8. Miyamoto Musashi
Another Japanese hero, Miyamoto Musashi wielded his sword like no other, pioneering the development of sword fighting within the country. A vagabond of sorts, he began traveling the nation to duel from a young age, making a name for himself with nothing but a wooden sword he had fashioned from a tree branch.
Perhaps his greatest moment came following a string of duels against the Yoshioka School. After Musashi killed the school’s master and his brother in respective duels, the school plotted to kill the legendary swordsman under the guise of a third duel at night.

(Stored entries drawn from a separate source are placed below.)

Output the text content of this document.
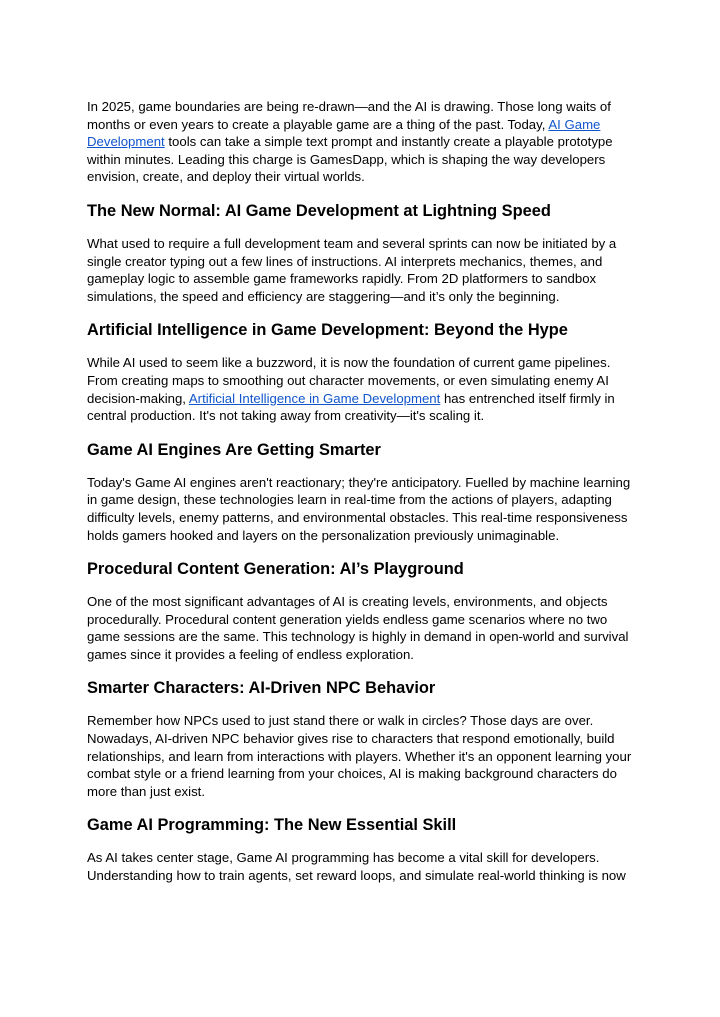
In 2025, game boundaries are being re-drawn—and the AI is drawing. Those long waits of months or even years to create a playable game are a thing of the past. Today, AI Game Development tools can take a simple text prompt and instantly create a playable prototype within minutes. Leading this charge is GamesDapp, which is shaping the way developers envision, create, and deploy their virtual worlds.

The New Normal: AI Game Development at Lightning Speed

What used to require a full development team and several sprints can now be initiated by a single creator typing out a few lines of instructions. AI interprets mechanics, themes, and gameplay logic to assemble game frameworks rapidly. From 2D platformers to sandbox simulations, the speed and efficiency are staggering—and it’s only the beginning.

Artificial Intelligence in Game Development: Beyond the Hype

While AI used to seem like a buzzword, it is now the foundation of current game pipelines. From creating maps to smoothing out character movements, or even simulating enemy AI decision-making, Artificial Intelligence in Game Development has entrenched itself firmly in central production. It's not taking away from creativity—it's scaling it.

Game AI Engines Are Getting Smarter

Today's Game AI engines aren't reactionary; they're anticipatory. Fuelled by machine learning in game design, these technologies learn in real-time from the actions of players, adapting difficulty levels, enemy patterns, and environmental obstacles. This real-time responsiveness holds gamers hooked and layers on the personalization previously unimaginable.

Procedural Content Generation: AI’s Playground

One of the most significant advantages of AI is creating levels, environments, and objects procedurally. Procedural content generation yields endless game scenarios where no two game sessions are the same. This technology is highly in demand in open-world and survival games since it provides a feeling of endless exploration.

Smarter Characters: AI-Driven NPC Behavior

Remember how NPCs used to just stand there or walk in circles? Those days are over. Nowadays, AI-driven NPC behavior gives rise to characters that respond emotionally, build relationships, and learn from interactions with players. Whether it's an opponent learning your combat style or a friend learning from your choices, AI is making background characters do more than just exist.

Game AI Programming: The New Essential Skill

As AI takes center stage, Game AI programming has become a vital skill for developers. Understanding how to train agents, set reward loops, and simulate real-world thinking is now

Suspicious of the unusual selection for the time of day, Musashi arrived hours earlier, hiding in the fields in wait for his opponent. Sure enough, his adversary arrived with a bona fide army with retainers, swordsmen, riflemen, and archers ready to ambush Musashi.
At the perfect moment, he sprang forth, killing his opponent in one stroke, only to be surrounded on all sides. Closed in and tremendously outnumbered, Musashi drew both his swords, cutting a path through the fields and finally escaping into the night. From there, he created his trademark Nito Ryu (dual-wielding) style of kenjutsu that would shake the boundaries of swordsmanship in his era.
7. Hattori Hanzo
Easily the most legendary ninja ever to walk the Earth, Hattori Hanzo is the role model of all night-crawling assassins. In fact, his skills were so great that he was thought to have supernatural powers. A full-fledged ninja at age 12, Hanzo would earn the moniker “Hanzo the Demon” around 16, instilling fear in the hearts of all his enemies.

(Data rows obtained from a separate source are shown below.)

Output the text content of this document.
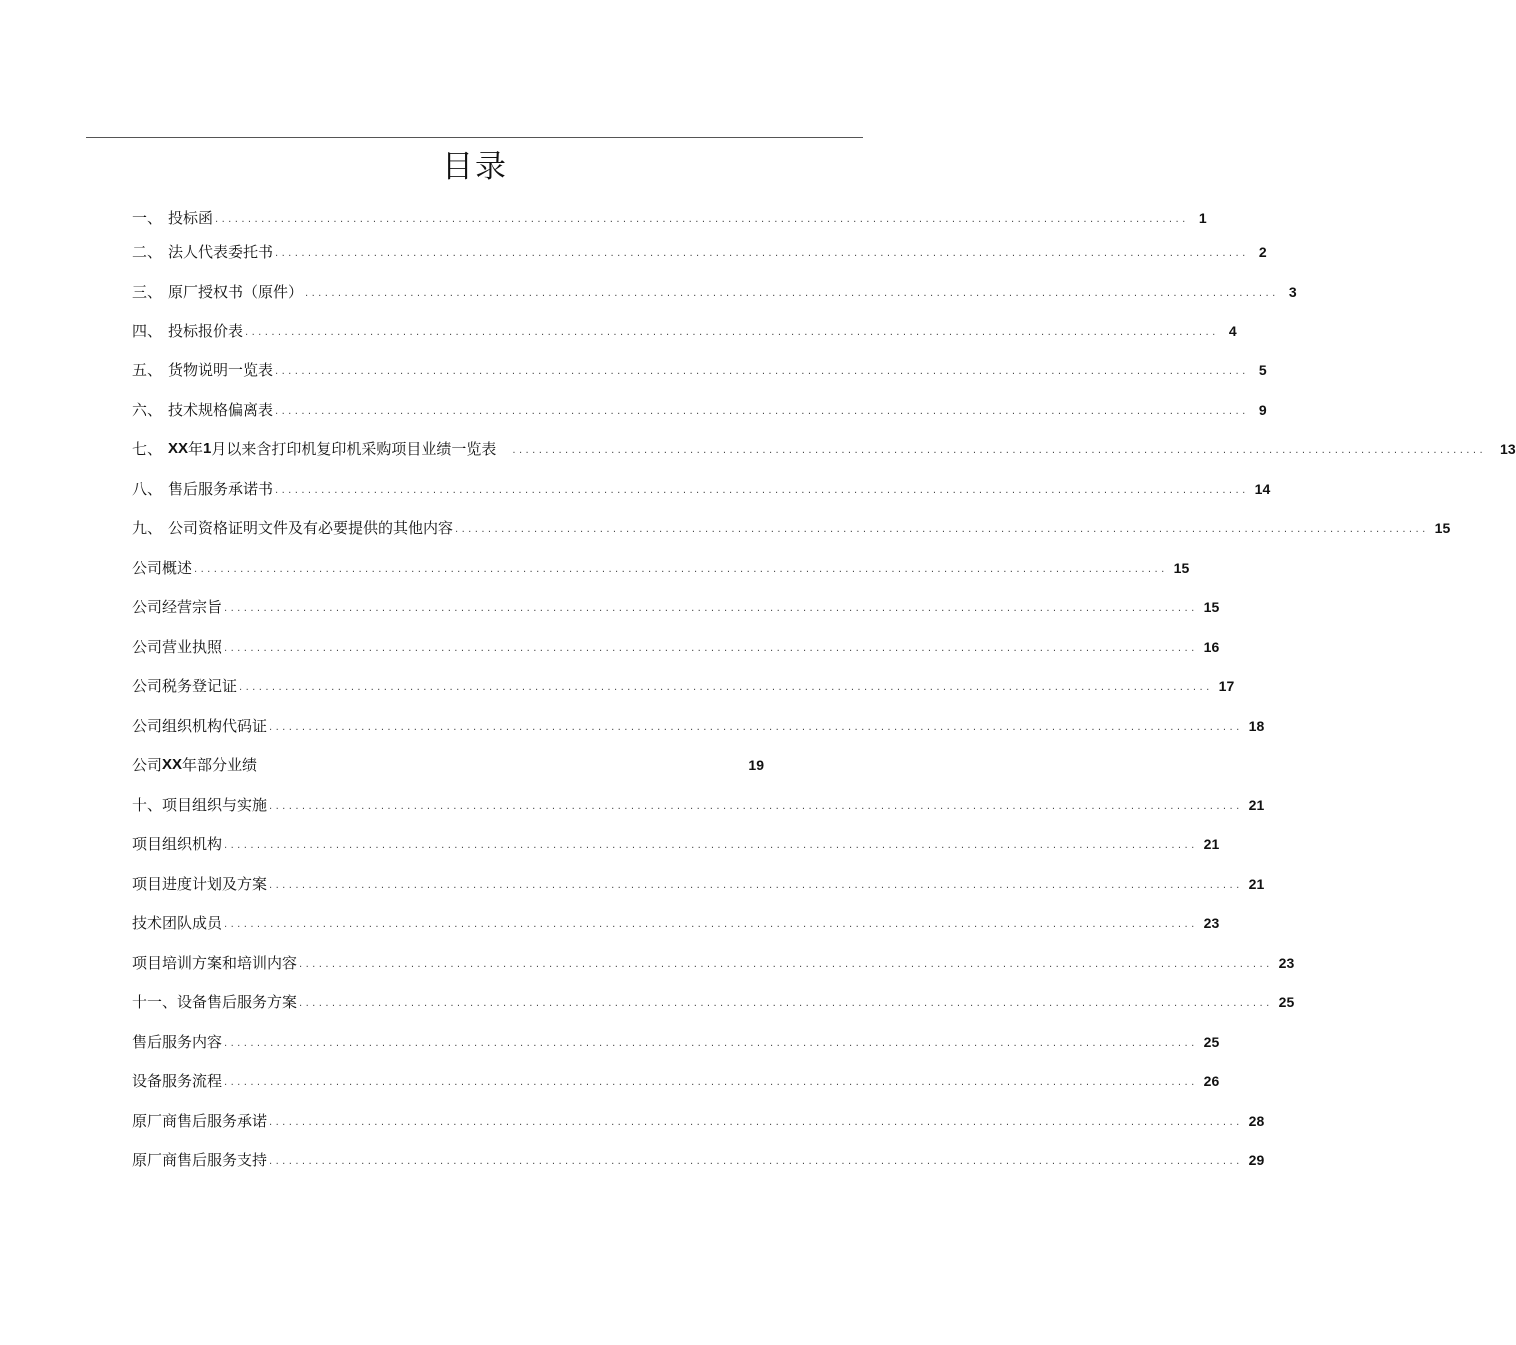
目录
一、 投标函 .................................................................................................................................................... 1
二、 法人代表委托书 .................................................................................................................................................... 2
三、 原厂授权书（原件） .................................................................................................................................................... 3
四、 投标报价表 .................................................................................................................................................... 4
五、 货物说明一览表 .................................................................................................................................................... 5
六、 技术规格偏离表 .................................................................................................................................................... 9
七、 XX 年 1 月以来含打印机复印机采购项目业绩一览表 .................................................................................................................................................... 13
八、 售后服务承诺书 .................................................................................................................................................... 14
九、 公司资格证明文件及有必要提供的其他内容 .................................................................................................................................................... 15
公司概述 .................................................................................................................................................... 15
公司经营宗旨 .................................................................................................................................................... 15
公司营业执照 .................................................................................................................................................... 16
公司税务登记证 .................................................................................................................................................... 17
公司组织机构代码证 .................................................................................................................................................... 18
公司 XX 年部分业绩	19
十、项目组织与实施 .................................................................................................................................................... 21
项目组织机构 .................................................................................................................................................... 21
项目进度计划及方案 .................................................................................................................................................... 21
技术团队成员 .................................................................................................................................................... 23
项目培训方案和培训内容 .................................................................................................................................................... 23
十一、设备售后服务方案 .................................................................................................................................................... 25
售后服务内容 .................................................................................................................................................... 25
设备服务流程 .................................................................................................................................................... 26
原厂商售后服务承诺 .................................................................................................................................................... 28
原厂商售后服务支持 .................................................................................................................................................... 29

So mysterious were his abilities that many of his achievements were only thought to be possible through precognition, psychokinesis, and teleportation. Another survivor of outnumbered battles, he once led 30 men against Takeda Shingen’s troops, effectively mounting a counterattack and nipping their advance in the bud.
Although Hanzo had already lived a life of distinction on the battlefield, his most memorable achievement was escorting Tokugawa Ieyasu back to Mikawa with the aid of Iga ninja in the area. Tokugawa would go on to become unified Japan’s first shogun, and Hanzo would die at age 55 (some sources say 54). His legacy remains to this day in Tokyo where “Hanzo’s Gate” stands proudly at the Imperial Palace.